Searching for "risk free profit" is like searching for the fountain of youth.
Leverage doesn't create alpha. It only enhances the returns (both good and bad)
The fountain of youth
does exist. When the body is fed the foods it was
designed to consume, and not the foods we humans eat
because we can due to agronomist technologies, it rejuvenates and heals itself. But this is very bad for the pharma business and the medical (butchers) profession, who treat sickness rather than cure it, so you won't be getting much pressure to go raw and cut out poisons.
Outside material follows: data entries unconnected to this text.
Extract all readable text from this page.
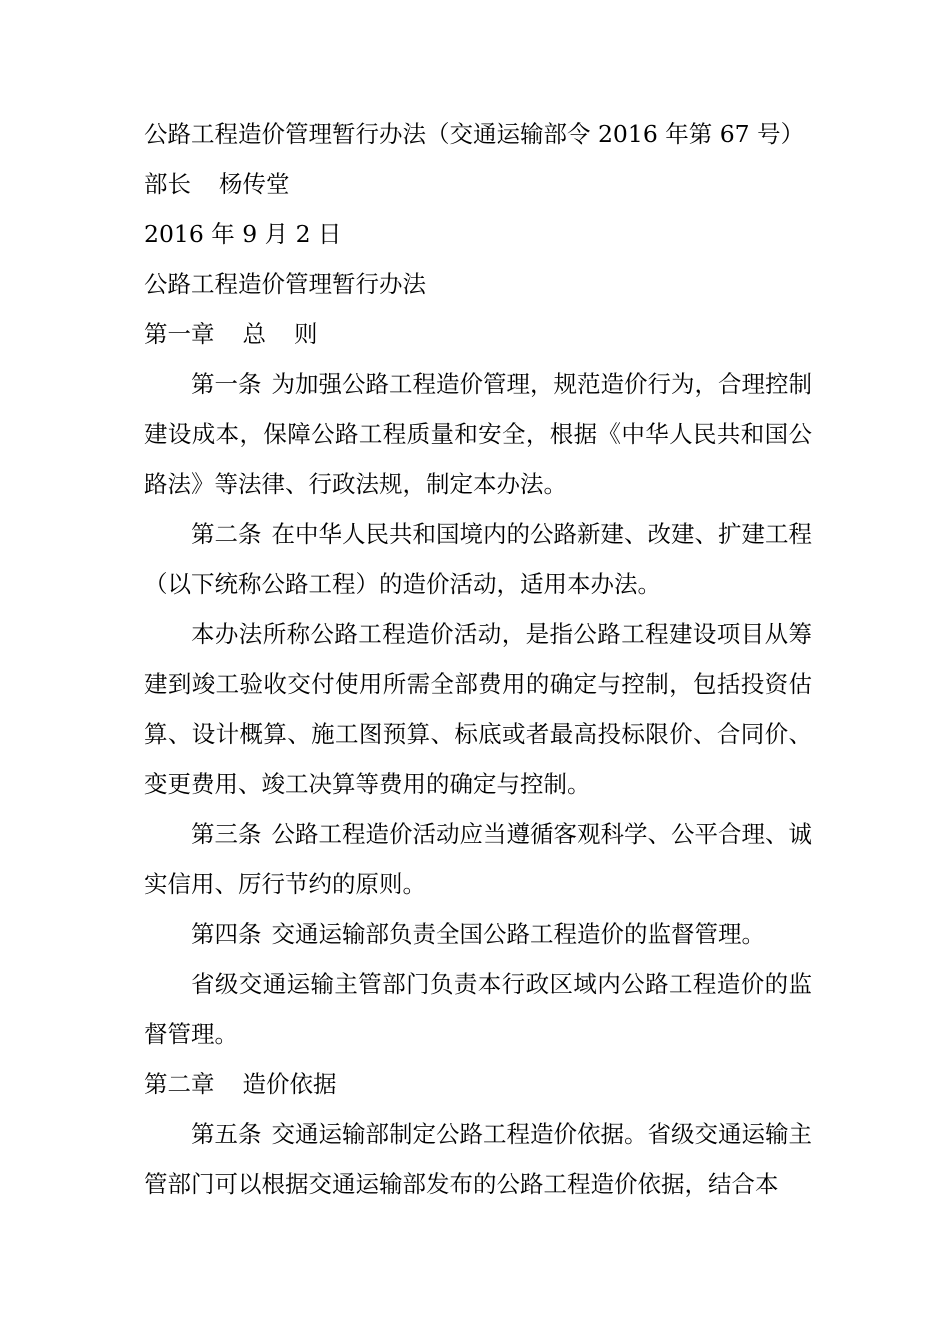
公路工程造价管理暂行办法（交通运输部令 2016 年第 67 号）

部长 杨传堂

2016 年 9 月 2 日

公路工程造价管理暂行办法

第一章 总 则

第一条 为加强公路工程造价管理，规范造价行为，合理控制建设成本，保障公路工程质量和安全，根据《中华人民共和国公路法》等法律、行政法规，制定本办法。

第二条 在中华人民共和国境内的公路新建、改建、扩建工程（以下统称公路工程）的造价活动，适用本办法。

本办法所称公路工程造价活动，是指公路工程建设项目从筹建到竣工验收交付使用所需全部费用的确定与控制，包括投资估算、设计概算、施工图预算、标底或者最高投标限价、合同价、变更费用、竣工决算等费用的确定与控制。

第三条 公路工程造价活动应当遵循客观科学、公平合理、诚实信用、厉行节约的原则。

第四条 交通运输部负责全国公路工程造价的监督管理。

省级交通运输主管部门负责本行政区域内公路工程造价的监督管理。

第二章 造价依据

第五条 交通运输部制定公路工程造价依据。省级交通运输主管部门可以根据交通运输部发布的公路工程造价依据，结合本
The same can be said for the market. Look at the huge amount of infrastructure that exists outside of risk-taking. Look at an investment bank for example. The actual assets of the bank and its clients are directly managed by a small group of risk-takers/managers. Goldman Sachs has thousands of employees but less than 10% of them are the ones decided when, what and how much to buy and sell. The rest of them are middlemen, customer support, internal support, admin and middle upper exec management. This is just one bank. So when you look at the ecosystem of the market and you consider that over 90% of people involved in the market don't give a flying fuck about taking risk. They are investor relations, prime brokerage, financial journalist, blah blah... Why is buy and hold so prevalent? Because there wouldn't be a mutual or pension fund business without it. No huge brokerage business without it, etc. So
we the stuntmen on the ground in the thick of the shit can indeed find gems and pearls invisible to others because THEY DO NOT POSSESS THE EYES TO SEE.
Consider niche markets, like CDS trading, or even the new weather and climate derivatives that they are trying to get off the ground. How many people are actually executing trades in these markets? Not very many. There are probably alot of opportunities laying around waiting to make someone rich, but there aren't enough eyeballs fleshing them out.
To me, market efficiency is another theoretical concept that has distorted our general perception of how markets work. Markets are always in disequilibrium, for if they were totally efficient then participants wouldn't make or lose more than their proportionate share of the "pie". But we do everyday.